House Bill 1202 requires insurance companies in Colorado to cover oral chemotherapy drugs for the same co-insurance or copay patients would pay for IV or injected drugs. House Bill 1355 requires insurance companies to cover the cost of anti-cancer drugs recognized by the U.S. Department of Health and Human Services (HHS) as effective against cancer regardless of the specific type of cancer the drug was initially approved to treat – so called "off label" use.
"Until these new laws go into effect, a patient's access to effective chemotherapy is often based on insurance coverage rather than what the doctor or even a clinical trial suggested would be the best treatment," said Messersmith, associate professor of medical oncology at the University of Colorado School of Medicine. "We could have two patients sitting next to each other in the infusion center getting different drugs for the same type of cancer based on insurance coverage. That isn't fair."
About half of all cancer drugs are used "off label" – the drug wasn't initially approved by FDA to treat a specific type of cancer that experts now agree it is effective against. Lists of acceptable drugs for specific cancers are maintained as "compendia." In that case, the drug is "compendia-listed" as effective against cancer types X, Y and Z, even if the drug manufacturer hasn't put the drug through the expensive process of changing the label via clinical trials and further FDA approval. HB 1355 requires insurance companies to cover drugs listed by HHS as effective and appropriate, rather than what's on the label.
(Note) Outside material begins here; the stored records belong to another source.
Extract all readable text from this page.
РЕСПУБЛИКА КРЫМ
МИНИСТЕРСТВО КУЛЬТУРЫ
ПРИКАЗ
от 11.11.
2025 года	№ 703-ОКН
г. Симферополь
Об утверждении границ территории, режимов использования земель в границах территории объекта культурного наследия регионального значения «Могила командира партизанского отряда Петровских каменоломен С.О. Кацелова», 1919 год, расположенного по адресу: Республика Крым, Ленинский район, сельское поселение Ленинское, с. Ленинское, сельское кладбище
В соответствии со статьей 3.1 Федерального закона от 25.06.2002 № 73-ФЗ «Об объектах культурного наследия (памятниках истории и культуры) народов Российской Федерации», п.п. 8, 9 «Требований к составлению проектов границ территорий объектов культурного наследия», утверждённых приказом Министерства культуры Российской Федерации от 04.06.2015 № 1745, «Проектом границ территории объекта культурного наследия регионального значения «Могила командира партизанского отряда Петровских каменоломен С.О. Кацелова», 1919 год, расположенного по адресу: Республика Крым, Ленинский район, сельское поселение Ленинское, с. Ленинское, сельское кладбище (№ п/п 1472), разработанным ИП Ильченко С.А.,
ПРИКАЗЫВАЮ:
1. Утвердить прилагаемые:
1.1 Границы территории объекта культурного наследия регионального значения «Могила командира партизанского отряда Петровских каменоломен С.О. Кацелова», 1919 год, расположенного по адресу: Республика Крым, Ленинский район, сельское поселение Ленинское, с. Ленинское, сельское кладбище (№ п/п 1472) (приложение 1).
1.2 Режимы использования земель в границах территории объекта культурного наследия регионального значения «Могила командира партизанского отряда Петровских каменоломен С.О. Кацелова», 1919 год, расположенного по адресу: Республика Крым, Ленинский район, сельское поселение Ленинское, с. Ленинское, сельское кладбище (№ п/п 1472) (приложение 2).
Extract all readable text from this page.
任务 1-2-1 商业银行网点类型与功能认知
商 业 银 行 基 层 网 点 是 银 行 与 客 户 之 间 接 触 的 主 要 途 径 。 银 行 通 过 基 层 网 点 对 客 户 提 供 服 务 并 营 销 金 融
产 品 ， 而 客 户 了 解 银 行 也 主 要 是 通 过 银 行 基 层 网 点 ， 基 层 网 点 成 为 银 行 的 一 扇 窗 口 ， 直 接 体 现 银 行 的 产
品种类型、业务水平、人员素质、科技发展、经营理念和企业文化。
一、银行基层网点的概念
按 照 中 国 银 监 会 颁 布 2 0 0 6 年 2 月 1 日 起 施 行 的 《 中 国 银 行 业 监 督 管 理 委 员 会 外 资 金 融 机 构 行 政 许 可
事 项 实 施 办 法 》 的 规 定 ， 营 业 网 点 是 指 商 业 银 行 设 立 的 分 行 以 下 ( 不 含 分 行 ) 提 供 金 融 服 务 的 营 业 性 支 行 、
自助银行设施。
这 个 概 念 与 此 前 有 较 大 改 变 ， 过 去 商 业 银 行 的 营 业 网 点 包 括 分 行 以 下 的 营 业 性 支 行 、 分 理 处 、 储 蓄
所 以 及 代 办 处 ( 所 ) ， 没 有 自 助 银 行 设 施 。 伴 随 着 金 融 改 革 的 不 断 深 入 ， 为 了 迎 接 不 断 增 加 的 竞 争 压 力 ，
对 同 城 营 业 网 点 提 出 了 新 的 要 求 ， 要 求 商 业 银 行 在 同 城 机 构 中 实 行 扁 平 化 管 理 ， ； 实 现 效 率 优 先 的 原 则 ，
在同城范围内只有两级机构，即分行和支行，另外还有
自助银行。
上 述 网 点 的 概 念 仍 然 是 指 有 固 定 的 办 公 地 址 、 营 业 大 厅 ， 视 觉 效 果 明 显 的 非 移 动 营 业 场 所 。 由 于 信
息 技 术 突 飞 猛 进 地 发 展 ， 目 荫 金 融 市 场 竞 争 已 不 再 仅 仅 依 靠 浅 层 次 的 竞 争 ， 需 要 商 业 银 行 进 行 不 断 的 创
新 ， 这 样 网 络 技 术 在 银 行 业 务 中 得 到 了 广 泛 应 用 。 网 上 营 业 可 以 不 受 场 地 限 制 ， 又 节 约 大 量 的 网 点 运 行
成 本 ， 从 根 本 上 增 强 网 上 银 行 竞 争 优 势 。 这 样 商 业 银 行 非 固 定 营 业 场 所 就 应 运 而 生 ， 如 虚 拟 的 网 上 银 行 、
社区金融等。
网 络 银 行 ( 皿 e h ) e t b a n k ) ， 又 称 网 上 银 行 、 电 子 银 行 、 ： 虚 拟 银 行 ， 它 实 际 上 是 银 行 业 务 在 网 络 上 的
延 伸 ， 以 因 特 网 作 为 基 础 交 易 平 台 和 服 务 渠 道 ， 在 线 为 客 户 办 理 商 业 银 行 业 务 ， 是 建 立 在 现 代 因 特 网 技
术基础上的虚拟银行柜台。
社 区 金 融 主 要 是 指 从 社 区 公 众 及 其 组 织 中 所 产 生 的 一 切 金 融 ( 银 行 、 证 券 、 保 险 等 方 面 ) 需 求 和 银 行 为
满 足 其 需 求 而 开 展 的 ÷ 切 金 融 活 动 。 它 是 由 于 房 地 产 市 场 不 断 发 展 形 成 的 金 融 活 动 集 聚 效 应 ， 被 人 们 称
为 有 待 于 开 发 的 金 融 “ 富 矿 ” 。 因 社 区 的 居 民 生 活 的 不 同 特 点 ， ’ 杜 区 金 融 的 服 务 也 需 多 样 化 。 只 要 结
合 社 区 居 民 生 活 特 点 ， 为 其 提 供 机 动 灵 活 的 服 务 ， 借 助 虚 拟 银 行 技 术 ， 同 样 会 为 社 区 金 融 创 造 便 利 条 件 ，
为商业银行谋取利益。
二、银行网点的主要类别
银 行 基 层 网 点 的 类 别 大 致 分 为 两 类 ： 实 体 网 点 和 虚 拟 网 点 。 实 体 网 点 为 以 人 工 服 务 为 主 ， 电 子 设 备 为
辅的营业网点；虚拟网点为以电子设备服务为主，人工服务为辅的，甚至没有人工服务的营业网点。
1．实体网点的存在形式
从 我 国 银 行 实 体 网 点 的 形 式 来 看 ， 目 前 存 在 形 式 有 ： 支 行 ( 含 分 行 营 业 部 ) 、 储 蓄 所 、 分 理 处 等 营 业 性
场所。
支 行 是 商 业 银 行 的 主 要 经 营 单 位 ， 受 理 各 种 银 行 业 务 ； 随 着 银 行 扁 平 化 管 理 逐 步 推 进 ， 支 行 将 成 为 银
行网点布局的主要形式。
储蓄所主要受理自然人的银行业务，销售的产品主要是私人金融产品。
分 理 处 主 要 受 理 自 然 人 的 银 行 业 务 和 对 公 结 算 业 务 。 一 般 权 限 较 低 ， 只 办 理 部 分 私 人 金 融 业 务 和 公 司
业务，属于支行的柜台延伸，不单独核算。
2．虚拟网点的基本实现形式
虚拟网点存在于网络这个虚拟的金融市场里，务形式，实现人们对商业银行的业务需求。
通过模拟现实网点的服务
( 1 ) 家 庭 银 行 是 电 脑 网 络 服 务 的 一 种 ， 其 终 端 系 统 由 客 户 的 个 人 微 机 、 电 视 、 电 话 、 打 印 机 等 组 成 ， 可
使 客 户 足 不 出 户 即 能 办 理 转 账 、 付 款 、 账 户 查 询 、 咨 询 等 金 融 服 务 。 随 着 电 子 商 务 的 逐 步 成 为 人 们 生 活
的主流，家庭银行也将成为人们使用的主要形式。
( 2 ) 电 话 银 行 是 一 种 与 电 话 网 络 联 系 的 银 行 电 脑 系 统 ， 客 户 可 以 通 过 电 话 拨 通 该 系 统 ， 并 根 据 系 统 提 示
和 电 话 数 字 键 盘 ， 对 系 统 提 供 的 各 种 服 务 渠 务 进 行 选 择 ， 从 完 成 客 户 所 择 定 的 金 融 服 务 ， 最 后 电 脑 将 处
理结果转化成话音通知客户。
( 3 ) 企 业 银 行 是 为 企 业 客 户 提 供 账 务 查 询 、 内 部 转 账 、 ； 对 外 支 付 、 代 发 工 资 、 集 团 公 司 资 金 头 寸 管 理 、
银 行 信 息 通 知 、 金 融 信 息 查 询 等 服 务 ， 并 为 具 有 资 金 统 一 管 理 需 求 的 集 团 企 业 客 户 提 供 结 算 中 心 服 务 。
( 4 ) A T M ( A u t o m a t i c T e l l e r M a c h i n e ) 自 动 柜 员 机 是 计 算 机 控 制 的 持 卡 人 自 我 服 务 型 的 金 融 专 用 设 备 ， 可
HB 1202 solves another problem with access to care. Many anti-cancer treatments – and especially new targeted therapies – are developed as pills, rather than intravenous (IV)-delivered or injected drugs. Despite the fact that chemotherapy pills are as powerful as their infused or injected versions, let alone more convenient for patients to take, some insurance companies cover the drug only if it is given by IV.
Patients whose insurance companies don't cover oral chemotherapy "same as" face a trade-off: pay thousands of dollars for the pills, or have the insurance company pay for the IV version while they miss work and other activities for regular trips to an infusion center and risk losing quality of life because of an access port inserted beneath their skin.
Messersmith cites rectal patients as an example of people who will benefit from this new law.
"They have to come in for radiation therapy five days a week for five weeks, and they can either take their chemotherapy by swallowing a pill or by wearing an IV medicine pump during the workweek," he said. "Many patients who couldn't afford the pills because they weren't covered by their insurance company will now have much better quality of life when the pills are covered for the same cost to them as the infused drug. Moreover, when infusion costs and nursing care are factored into the equation for IV drugs, total treatment costs are often evened out between pills and IV drugs, but for patients the differences could be astronomical prior to this bill."
Messersmith said the new law will eliminate a two-tiered system where patients are penalized for taking oral chemotherapy.
"I view this as a big win for cancer patients in Colorado, and for their cancer doctors who have been stymied by a patient's lack of insurance coverage for the most effective, or most convenient, treatment," he said.